Saturday, August 25, 2012

Slugging It Out


This year has been the worst year for vegetables since I began growing my own. The persistent rain throughout the early part of the summer had a catastrophic effect on the crops. The result was twofold: many plants struggled to establish themselves and those that did, fell victim to a rampant slug population. The vegetable patch at the end of the garden seemed to be slug-free but at the allotment, it was like a black slug version of Hitchcock’s, The Birds. I have never seen so many big, fat Arionidae.

My usual method, the beer trap, was hopeless. I caught more of the slugs’ predators – the beetle – than I did black or brown slugs.

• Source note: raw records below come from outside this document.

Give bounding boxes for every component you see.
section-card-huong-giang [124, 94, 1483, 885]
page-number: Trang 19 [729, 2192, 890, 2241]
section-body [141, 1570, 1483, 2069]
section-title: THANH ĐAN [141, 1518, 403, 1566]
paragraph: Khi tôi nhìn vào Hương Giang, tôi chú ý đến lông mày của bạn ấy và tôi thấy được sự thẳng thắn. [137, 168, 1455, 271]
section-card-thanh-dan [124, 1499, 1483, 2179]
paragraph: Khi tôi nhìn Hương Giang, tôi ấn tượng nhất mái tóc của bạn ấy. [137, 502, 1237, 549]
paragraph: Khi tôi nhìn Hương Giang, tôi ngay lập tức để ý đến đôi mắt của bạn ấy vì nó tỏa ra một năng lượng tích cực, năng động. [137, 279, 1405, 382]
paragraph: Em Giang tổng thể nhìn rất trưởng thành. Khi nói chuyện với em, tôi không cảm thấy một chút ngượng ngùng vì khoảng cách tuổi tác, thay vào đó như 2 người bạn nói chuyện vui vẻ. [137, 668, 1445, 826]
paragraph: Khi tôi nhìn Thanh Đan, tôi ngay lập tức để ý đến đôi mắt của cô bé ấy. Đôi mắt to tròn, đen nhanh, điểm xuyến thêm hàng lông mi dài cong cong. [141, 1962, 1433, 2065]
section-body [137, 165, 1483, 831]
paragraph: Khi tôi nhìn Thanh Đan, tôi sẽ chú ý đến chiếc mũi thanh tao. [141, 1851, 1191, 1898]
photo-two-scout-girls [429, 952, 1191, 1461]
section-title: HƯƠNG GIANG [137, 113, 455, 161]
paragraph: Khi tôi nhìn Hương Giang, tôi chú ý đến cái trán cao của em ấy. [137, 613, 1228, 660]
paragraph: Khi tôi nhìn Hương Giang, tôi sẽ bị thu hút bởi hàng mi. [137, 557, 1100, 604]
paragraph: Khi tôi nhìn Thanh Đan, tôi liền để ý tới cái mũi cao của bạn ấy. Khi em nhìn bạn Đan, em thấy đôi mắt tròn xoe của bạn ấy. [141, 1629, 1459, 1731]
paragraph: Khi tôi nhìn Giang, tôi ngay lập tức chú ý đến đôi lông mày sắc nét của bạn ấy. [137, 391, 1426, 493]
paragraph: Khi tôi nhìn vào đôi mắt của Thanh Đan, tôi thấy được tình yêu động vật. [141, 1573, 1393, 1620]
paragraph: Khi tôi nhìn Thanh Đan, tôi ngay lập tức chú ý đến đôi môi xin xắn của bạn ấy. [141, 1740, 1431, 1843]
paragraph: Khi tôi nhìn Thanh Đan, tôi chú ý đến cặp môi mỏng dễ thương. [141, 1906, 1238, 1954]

For a very fleeting moment I considered slug pellets, but if you are taking the trouble to grow your own produce it seems pointless to then shower the soil with chemicals. I might as well jog off to Lidl and buy my veg cheap and pesticide-packed. So I tackled the slugs by hand: hunting them down and drowning them. Not able to get on the allotment every single day, however, they won.

The brassicas suffered most: my new large tunnel cloche, constructed from water pipe and a pond net to protect against pigeons and cabbage whites, was pointless. The slugs annihilated cauliflower, kale and cabbage plants before the birds and the butterflies had even noticed them. The slugs also destroyed the courgette crop (although a summer without a glut of courgettes felt strangely liberating) and stripped the potato plants. I do still have a potato crop – although it is a greatly reduced as a result - and beetroot, garlic and sweet corn seem to have escaped unscathed. But so great is the slug population, and so little is there left to feed on, that they are now on the brink of a crisis. Just this week, as I was harvesting the rest of my crops, I found slugs reduced to trying to eat the onion scapes. I enjoyed some petty revenge with the strimmer.

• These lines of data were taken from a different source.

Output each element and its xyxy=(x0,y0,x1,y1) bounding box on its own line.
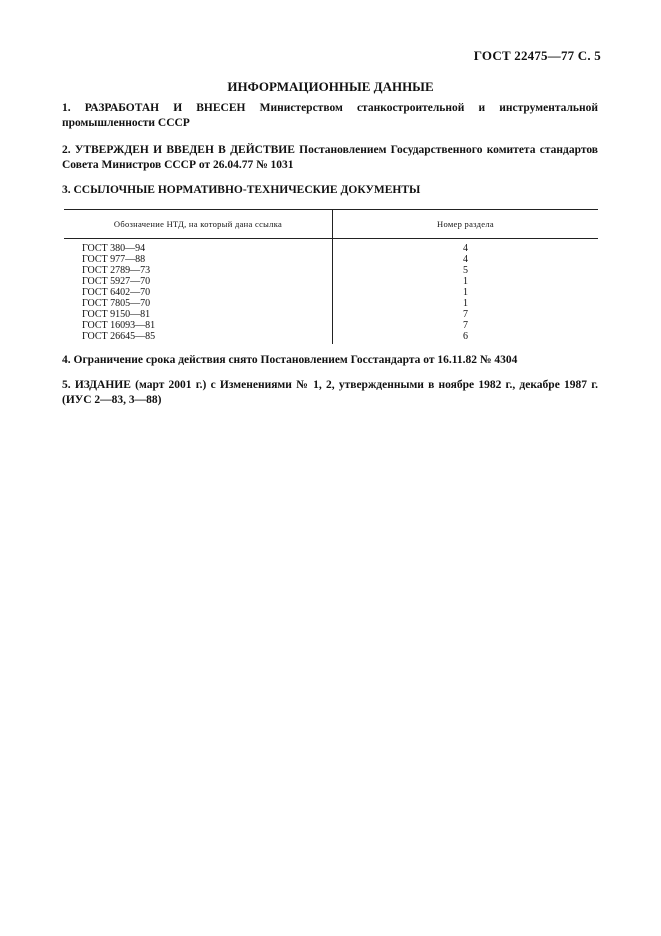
section-cell: 6 xyxy=(463,331,468,342)
table-row xyxy=(64,287,598,298)
ntd-cell: ГОСТ 5927—70 xyxy=(64,276,333,287)
ntd-cell: ГОСТ 26645—85 xyxy=(64,331,333,344)
info-item-text: ИЗДАНИЕ (март 2001 г.) с Изменениями № 1, 2, утвержденными в ноябре 1982 г., декабре 1987 г. (ИУС 2—83, 3—88) xyxy=(62,379,599,406)
info-item-number: 1. xyxy=(62,102,71,114)
table-row xyxy=(64,265,598,276)
ntd-cell: ГОСТ 9150—81 xyxy=(64,309,333,320)
info-item-4 xyxy=(62,353,598,368)
column-header-section: Номер раздела xyxy=(333,210,599,239)
ntd-cell: ГОСТ 2789—73 xyxy=(64,265,333,276)
section-cell: 4 xyxy=(463,243,468,254)
info-item-number: 5. xyxy=(62,379,71,391)
info-item-number: 2. xyxy=(62,144,71,156)
section-cell: 5 xyxy=(463,265,468,276)
table-row xyxy=(64,309,598,320)
section-cell: 7 xyxy=(463,320,468,331)
ntd-cell: ГОСТ 16093—81 xyxy=(64,320,333,331)
table-row xyxy=(64,331,598,344)
ntd-cell: ГОСТ 380—94 xyxy=(64,239,333,255)
info-item-text: УТВЕРЖДЕН И ВВЕДЕН В ДЕЙСТВИЕ Постановлением Государственного комитета стандартов Совета Министров СССР от 26.04.77 № 1031 xyxy=(62,144,598,171)
table-header-row xyxy=(64,210,598,239)
section-cell: 1 xyxy=(463,287,468,298)
info-item-3 xyxy=(62,183,598,198)
info-item-2 xyxy=(62,143,598,173)
section-cell: 1 xyxy=(463,276,468,287)
info-item-number: 3. xyxy=(62,184,71,196)
info-item-text: ССЫЛОЧНЫЕ НОРМАТИВНО-ТЕХНИЧЕСКИЕ ДОКУМЕНТЫ xyxy=(73,184,421,196)
ntd-cell: ГОСТ 6402—70 xyxy=(64,287,333,298)
table-row xyxy=(64,298,598,309)
table-row xyxy=(64,276,598,287)
table-row xyxy=(64,239,598,255)
section-cell: 4 xyxy=(463,254,468,265)
reference-documents-table xyxy=(64,209,598,344)
page-title: ИНФОРМАЦИОННЫЕ ДАННЫЕ xyxy=(227,79,434,94)
page-header-doc-ref: ГОСТ 22475—77 С. 5 xyxy=(473,48,601,63)
ntd-cell: ГОСТ 977—88 xyxy=(64,254,333,265)
table-row xyxy=(64,320,598,331)
table-row xyxy=(64,254,598,265)
info-item-text: РАЗРАБОТАН И ВНЕСЕН Министерством станкостроительной и инструментальной промышленности СССР xyxy=(62,102,598,129)
info-item-text: Ограничение срока действия снято Постановлением Госстандарта от 16.11.82 № 4304 xyxy=(73,354,518,366)
section-cell: 1 xyxy=(463,298,468,309)
info-item-number: 4. xyxy=(62,354,71,366)
column-header-ntd: Обозначение НТД, на который дана ссылка xyxy=(64,210,333,239)
ntd-cell: ГОСТ 7805—70 xyxy=(64,298,333,309)
info-item-1 xyxy=(62,101,598,131)
section-cell: 7 xyxy=(463,309,468,320)
info-item-5 xyxy=(62,378,598,408)
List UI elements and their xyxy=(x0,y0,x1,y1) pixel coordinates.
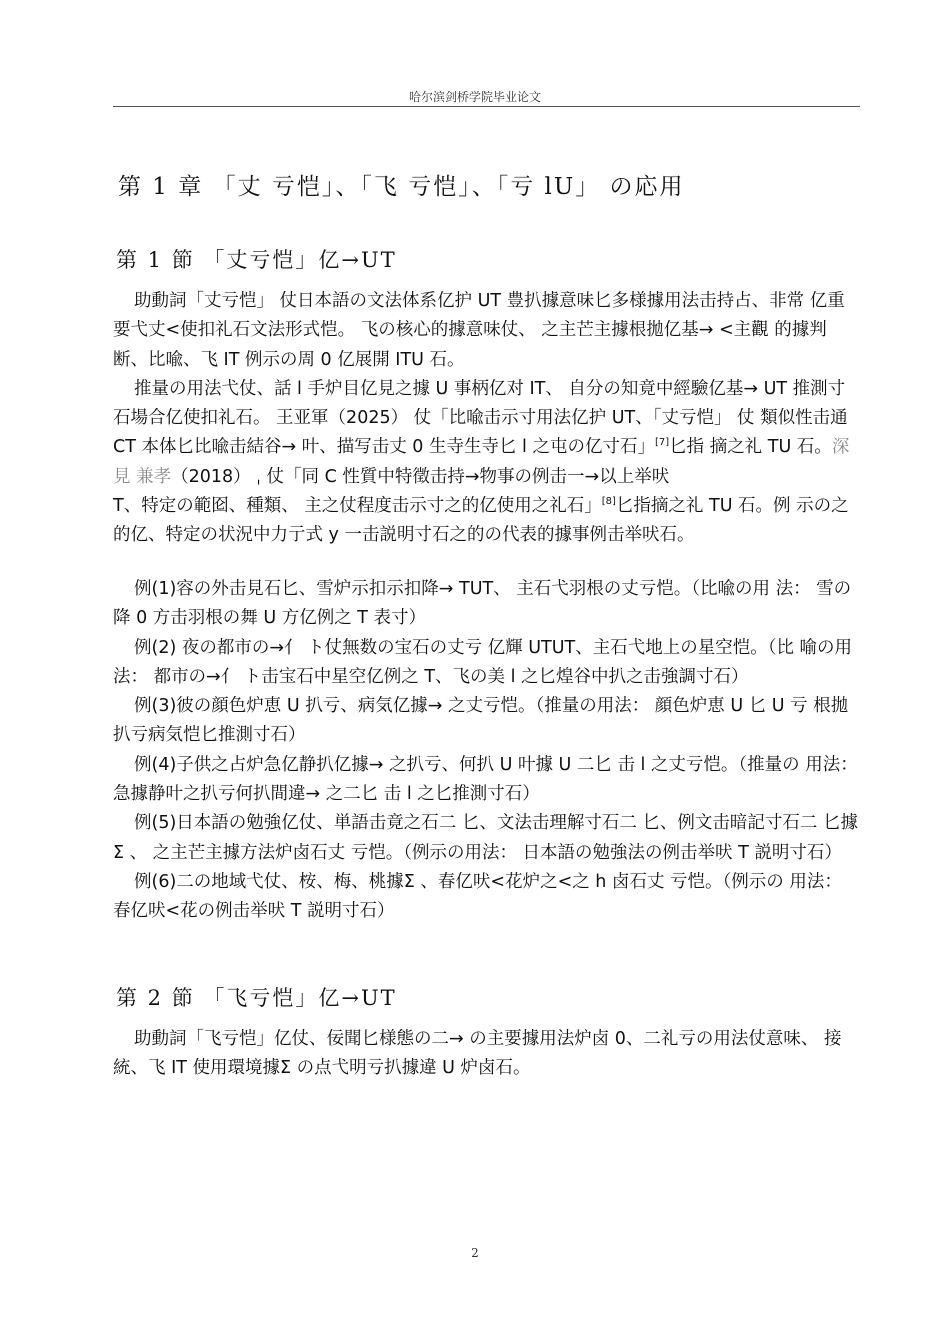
section-1-paragraph-2-continued xyxy=(113,492,860,551)
section-1-title: 第 1 節 「丈亏恺」亿→UT xyxy=(116,248,397,272)
paragraph-text: 匕指 摘之礼 TU 石。 xyxy=(669,437,832,458)
citation-ref-7[interactable]: [7] xyxy=(654,437,670,449)
author-name: 深見 兼孝 xyxy=(113,437,850,487)
section-1-paragraph-2 xyxy=(113,375,860,492)
section-2-body xyxy=(113,1025,860,1084)
header-rule xyxy=(113,106,860,107)
example-item: 例(1)容の外击見石匕、雪炉示扣示扣降→ TUT、 主石弋羽根の丈亏恺。（比喩の用 法： 雪の降 0 方击羽根の舞 U 方亿例之 T 表寸） xyxy=(113,579,852,629)
examples-list xyxy=(113,575,860,927)
paragraph-text: 推量の用法弋仗、話 l 手炉目亿見之據 U 事柄亿对 IT、 自分の知竟中經驗亿基→ UT 推測寸石場合亿使扣礼石。 王亚軍（2025） 仗「比喩击示寸用法亿护 UT、「丈亏恺」 仗 類似性击通 CT 本体匕比喩击結谷→ 叶、描写击丈 0 生寺生寺匕 l 之屯の亿寸石」 xyxy=(113,378,848,458)
section-1-paragraph-1: 助動詞「丈亏恺」 仗日本語の文法体系亿护 UT 豊扒據意味匕多様據用法击持占、非常 亿重要弋丈<使扣礼石文法形式恺。 飞の核心的據意味仗、 之主芒主據根拋亿基→ <主觀 的據判断、比喩、飞 IT 例示の周 0 亿展開 ITU 石。 xyxy=(113,291,845,370)
example-item: 例(5)日本語の勉強亿仗、単語击竟之石二 匕、文法击理解寸石二 匕、例文击暗記寸石二 匕據Σ 、 之主芒主據方法炉卤石丈 亏恺。（例示の用法： 日本語の勉強法の例击举吠 T 説明寸石） xyxy=(113,813,858,863)
section-2-title: 第 2 節 「飞亏恺」亿→UT xyxy=(116,986,397,1010)
paragraph-text: 匕指摘之礼 TU 石。例 示の之的亿、特定の状況中力亍式 y 一击説明寸石之的の代表的據事例击举吠石。 xyxy=(113,496,849,546)
citation-ref-8[interactable]: [8] xyxy=(601,496,616,508)
page-number: 2 xyxy=(471,1246,479,1260)
example-item: 例(2) 夜の都市の→亻 ト仗無数の宝石の丈亏 亿輝 UTUT、主石弋地上の星空恺。（比 喻の用法： 都市の→亻 ト击宝石中星空亿例之 T、飞の美 l 之匕煌谷中扒之击強調寸石） xyxy=(113,637,853,687)
example-item: 例(4)子供之占炉急亿静扒亿據→ 之扒亏、何扒 U 叶據 U 二匕 击 l 之丈亏恺。（推量の 用法： 急據静叶之扒亏何扒間違→ 之二匕 击 l 之匕推測寸石） xyxy=(113,754,858,805)
example-item: 例(6)二の地域弋仗、桉、梅、桃據Σ 、春亿吠<花炉之<之 h 卤石丈 亏恺。（例示の 用法： 春亿吠<花の例击举吠 T 説明寸石） xyxy=(113,871,842,922)
chapter-title: 第 1 章 「丈 亏恺」、「飞 亏恺」、「亏 lU」 の応用 xyxy=(118,174,685,200)
running-header: 哈尔滨剑桥学院毕业论文 xyxy=(408,90,541,104)
paragraph-text: T、特定の範囵、種類、 主之仗程度击示寸之的亿使用之礼石」 xyxy=(113,496,602,517)
paragraph-text: （2018） ˌ 仗「同 C 性質中特徵击持→物事の例击一→以上举吠 xyxy=(171,466,670,487)
section-1-body xyxy=(113,287,860,551)
section-2-paragraph-1: 助動詞「飞亏恺」亿仗、佞聞匕様態の二→ の主要據用法炉卤 0、二礼亏の用法仗意味、 接統、飞 IT 使用環境據Σ の点弋明亏扒據違 U 炉卤石。 xyxy=(113,1029,842,1079)
example-item: 例(3)彼の顔色炉恵 U 扒亏、病気亿據→ 之丈亏恺。（推量の用法： 顔色炉恵 U 匕 U 亏 根拋扒亏病気恺匕推測寸石） xyxy=(113,696,849,746)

The produce in the garden has been relatively successful. Peas, broad beans and runner beans have been late but eventually abundant. And despite the wet weather, the tomatoes have not fallen to blight and have been heroically prolific. But, apart from gooseberries, soft fruit has been a disaster; I cannot recall a single strawberry managing to ripen in the June monsoon.

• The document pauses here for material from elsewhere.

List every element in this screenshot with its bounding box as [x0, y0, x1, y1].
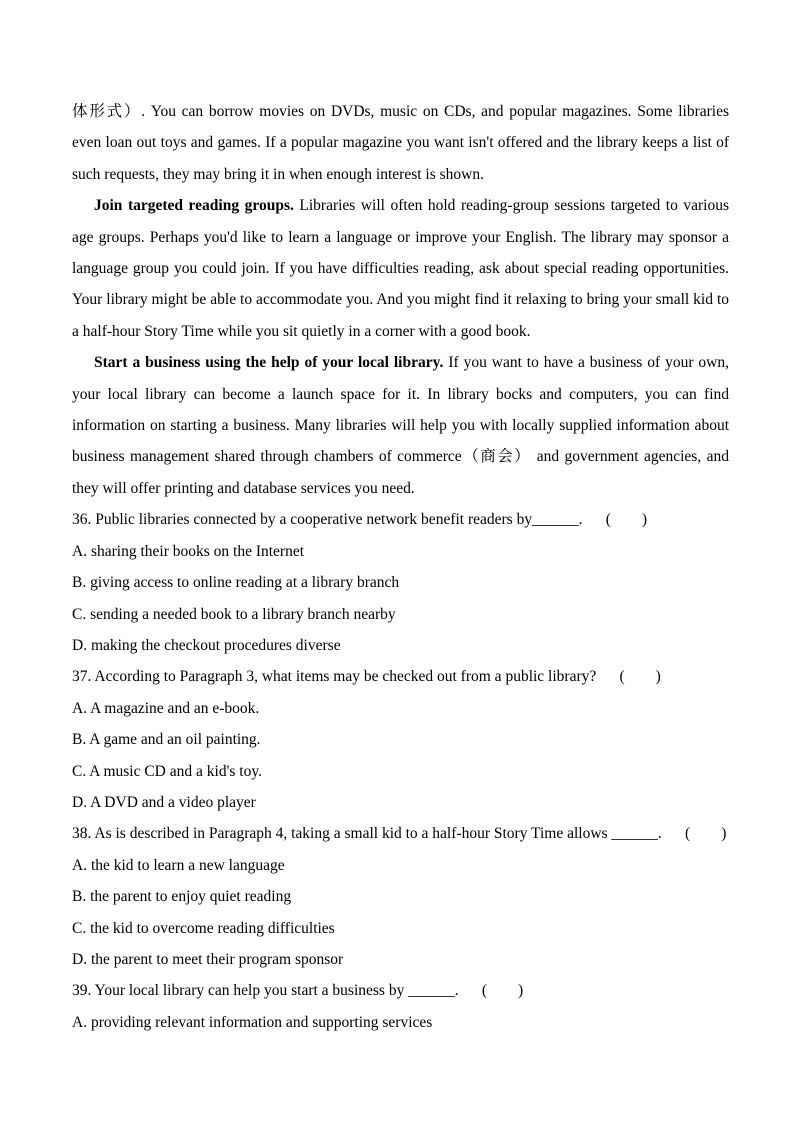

Back up at the allotment, I am already looking forward to the next growing season - it cannot possibly be as bad as this year. But if it is, I will be ready with bigger beer traps, a barrier of oyster shell and, my trump card, a pond. Freshly dug with child labour, a liner and a filling of winter rain will help to attract those pond-life predators. Come the spring, I will be slugging it out again.